3rd Chancellor of the University of California, Irvine
- In office 1993 – 1998
- Preceded by: Jack Peltason
- Succeeded by: Ralph Cicerone

Personal details
- Born: November 23, 1944 Richland, Washington
- Died: June 4, 2019 (aged 74) Arizona
- Occupation: Chemist, planetary scientist, professor, college administrator
- Known for: Chancellor, University of California, Irvine (1993-1998)
- Education: Reed College; University of California, San Diego;
- Fields: Planetary science
- Workplaces: University of Arizona; University of Washington;
- Thesis: On the Early History of Meteorites: Evidence from Glasses, from Fossil Particle Tracks and from the Noble Gases (1970)
- Doctoral advisor: Hans Suess
- Other academic advisors: Harold Urey Hannes Alfvén

= Laurel L. Wilkening =

Planetary scientist and university administrator (1944–2019)

Laurel L. Wilkening (November 23, 1944 – June 4, 2019) was an American planetary scientist and college professor. She was chancellor of the University of California, Irvine (UCI) from 1993 to 1998.

== Early life ==
Wilkening was born in Richland, Washington, and raised in Socorro, New Mexico. Her mother, Ruby Alma Barks Wilkening, was a teacher; her father, Marvin H. Wilkening, was an atomic scientist during World War II, and a physics professor at the New Mexico Institute of Mining and Technology. She earned a bachelor's degree in chemistry at Reed College in 1966. She completed doctoral studies in chemistry at the University of California, San Diego in 1970, under advisor Hans Suess. Her dissertation committee included two Nobel Prize laureates, Harold Urey and Hannes Alfvén. She held post-doctoral appointments in Mumbai, Mainz, Paris, and Chicago.

== Career ==

=== Planetary research and space policy ===
Wilkening's research focused on comets, meteorites, and Moon rocks. As a doctoral student, she studied Rock Number 17, one of the first lunar samples released from quarantine. She coedited a textbook, Comets (1982), with Mildred Shapley Matthews. Wilkening sat next to Jimmy Carter at the White House to watch the first images from the Voyager mission. She was vice-chair of the National Commission on Space, chair of the Space Policy Advisory Board, and vice-chair of the Advisory Committee on the Future of the U.S. Space Programs. She served on the board of The Planetary Society. In 2001, she recorded an oral history interview for the NASA Headquarters Oral History Project. Asteroid 75562 was named for Wilkening in 2013.

=== University work ===
Wilkening taught chemistry and planetary science at the University of Arizona beginning in 1973, and from 1981 was head of the Planetary Science department and director of the university's Lunar & Planetary Laboratory. She also served as the university's acting dean of sciences, and vice-president for research.
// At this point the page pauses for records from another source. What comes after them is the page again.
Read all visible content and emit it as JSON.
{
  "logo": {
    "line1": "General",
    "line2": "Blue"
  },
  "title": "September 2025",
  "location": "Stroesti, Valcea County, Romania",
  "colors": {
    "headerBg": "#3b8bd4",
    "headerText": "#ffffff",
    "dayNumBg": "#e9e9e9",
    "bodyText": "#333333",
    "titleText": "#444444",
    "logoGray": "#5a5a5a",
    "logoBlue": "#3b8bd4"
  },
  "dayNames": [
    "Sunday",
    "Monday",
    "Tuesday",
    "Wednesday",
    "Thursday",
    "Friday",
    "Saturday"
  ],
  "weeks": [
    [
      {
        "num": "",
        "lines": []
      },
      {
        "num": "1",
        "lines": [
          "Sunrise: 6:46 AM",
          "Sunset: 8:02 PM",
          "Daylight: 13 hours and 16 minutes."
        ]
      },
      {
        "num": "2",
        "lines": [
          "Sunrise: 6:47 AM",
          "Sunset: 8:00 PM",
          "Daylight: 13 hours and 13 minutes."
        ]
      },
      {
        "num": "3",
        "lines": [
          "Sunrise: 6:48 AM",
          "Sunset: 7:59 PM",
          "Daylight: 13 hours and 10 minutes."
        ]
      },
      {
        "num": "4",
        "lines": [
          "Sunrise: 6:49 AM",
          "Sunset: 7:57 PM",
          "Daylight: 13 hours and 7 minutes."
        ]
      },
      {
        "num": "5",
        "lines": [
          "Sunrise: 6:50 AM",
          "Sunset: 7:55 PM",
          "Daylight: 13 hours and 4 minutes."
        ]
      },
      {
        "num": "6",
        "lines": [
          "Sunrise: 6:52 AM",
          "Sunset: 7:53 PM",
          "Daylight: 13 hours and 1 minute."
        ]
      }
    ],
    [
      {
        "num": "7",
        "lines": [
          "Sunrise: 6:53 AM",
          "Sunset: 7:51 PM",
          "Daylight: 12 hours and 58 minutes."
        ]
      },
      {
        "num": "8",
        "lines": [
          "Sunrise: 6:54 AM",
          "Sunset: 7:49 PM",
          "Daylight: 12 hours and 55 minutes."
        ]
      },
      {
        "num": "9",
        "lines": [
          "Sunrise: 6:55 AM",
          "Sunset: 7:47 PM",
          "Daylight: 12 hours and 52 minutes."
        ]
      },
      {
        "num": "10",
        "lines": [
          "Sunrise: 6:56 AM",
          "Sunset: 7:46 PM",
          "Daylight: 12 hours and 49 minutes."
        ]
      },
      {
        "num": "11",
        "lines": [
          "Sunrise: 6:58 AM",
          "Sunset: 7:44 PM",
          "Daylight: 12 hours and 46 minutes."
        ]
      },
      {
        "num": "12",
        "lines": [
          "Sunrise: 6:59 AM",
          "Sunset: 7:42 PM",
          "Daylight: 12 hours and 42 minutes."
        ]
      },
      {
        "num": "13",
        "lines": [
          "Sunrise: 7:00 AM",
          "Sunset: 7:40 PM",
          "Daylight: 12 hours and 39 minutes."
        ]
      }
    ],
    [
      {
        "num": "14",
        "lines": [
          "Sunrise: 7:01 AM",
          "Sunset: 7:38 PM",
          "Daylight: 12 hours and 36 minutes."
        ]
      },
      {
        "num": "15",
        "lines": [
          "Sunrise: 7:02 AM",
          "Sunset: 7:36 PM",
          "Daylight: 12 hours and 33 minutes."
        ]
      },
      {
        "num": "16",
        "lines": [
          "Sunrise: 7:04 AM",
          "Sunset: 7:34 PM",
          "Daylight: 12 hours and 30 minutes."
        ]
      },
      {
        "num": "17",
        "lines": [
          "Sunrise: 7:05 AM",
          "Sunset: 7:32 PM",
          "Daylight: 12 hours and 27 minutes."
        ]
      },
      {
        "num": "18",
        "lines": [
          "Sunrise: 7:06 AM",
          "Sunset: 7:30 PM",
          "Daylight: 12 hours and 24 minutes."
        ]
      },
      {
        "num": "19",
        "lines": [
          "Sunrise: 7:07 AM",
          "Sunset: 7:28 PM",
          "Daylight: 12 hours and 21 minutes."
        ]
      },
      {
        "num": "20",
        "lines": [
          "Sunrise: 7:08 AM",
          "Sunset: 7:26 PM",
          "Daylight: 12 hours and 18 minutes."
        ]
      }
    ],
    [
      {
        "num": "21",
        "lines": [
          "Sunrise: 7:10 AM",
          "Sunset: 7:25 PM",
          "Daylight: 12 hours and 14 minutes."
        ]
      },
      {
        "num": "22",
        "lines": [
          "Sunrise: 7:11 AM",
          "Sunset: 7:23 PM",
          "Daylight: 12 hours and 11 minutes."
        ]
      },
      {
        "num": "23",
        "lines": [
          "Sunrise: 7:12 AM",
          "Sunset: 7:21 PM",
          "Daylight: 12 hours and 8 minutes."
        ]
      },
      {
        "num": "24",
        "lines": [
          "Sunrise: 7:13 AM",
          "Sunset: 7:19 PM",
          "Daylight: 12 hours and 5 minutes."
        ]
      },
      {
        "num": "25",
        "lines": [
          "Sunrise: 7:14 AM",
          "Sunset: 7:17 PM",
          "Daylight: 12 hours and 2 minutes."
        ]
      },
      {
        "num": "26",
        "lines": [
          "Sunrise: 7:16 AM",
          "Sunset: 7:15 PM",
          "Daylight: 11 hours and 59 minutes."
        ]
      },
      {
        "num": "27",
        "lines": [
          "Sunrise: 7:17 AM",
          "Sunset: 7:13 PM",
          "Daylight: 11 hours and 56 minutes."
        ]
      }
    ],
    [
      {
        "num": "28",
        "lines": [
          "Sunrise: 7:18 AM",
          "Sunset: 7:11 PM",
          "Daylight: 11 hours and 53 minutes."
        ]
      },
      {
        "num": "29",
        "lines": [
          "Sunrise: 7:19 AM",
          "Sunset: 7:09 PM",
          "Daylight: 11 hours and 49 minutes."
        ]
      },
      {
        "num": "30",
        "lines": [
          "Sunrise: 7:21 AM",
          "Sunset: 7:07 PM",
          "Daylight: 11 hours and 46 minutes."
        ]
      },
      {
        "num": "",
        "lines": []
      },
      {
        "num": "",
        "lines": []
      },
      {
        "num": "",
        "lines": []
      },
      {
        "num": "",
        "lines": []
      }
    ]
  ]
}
While she was at Arizona, she helped to found the Women's Studies program, and made a statistical report on pay equity on the campus. She later gave over $100,000 to the university's Women's Plaza of Honor project.

From 1988 to 1993, she was provost at the University of Washington. In 1993, she became the third chancellor of the University of California, Irvine; she was also the third woman to hold the position of chancellor in the University of California system.

Wilkening retired from academic work in 1998, and ran a vineyard in Elgin, Arizona with her husband in her later years. In 2005, the University of California, Irvine dedicated the Laurel L. Wilkening Rose Garden on campus. In 2009, Wilkening received the UCI Medal.

== Personal life ==
Wilkening married fellow planetary chemist and former Carmelite friar, Godfrey T. Sill. She was widowed when Sill died in 2007. She died in 2019, aged 74 years, in Arizona. Some of her papers are in the University Archives at UCI.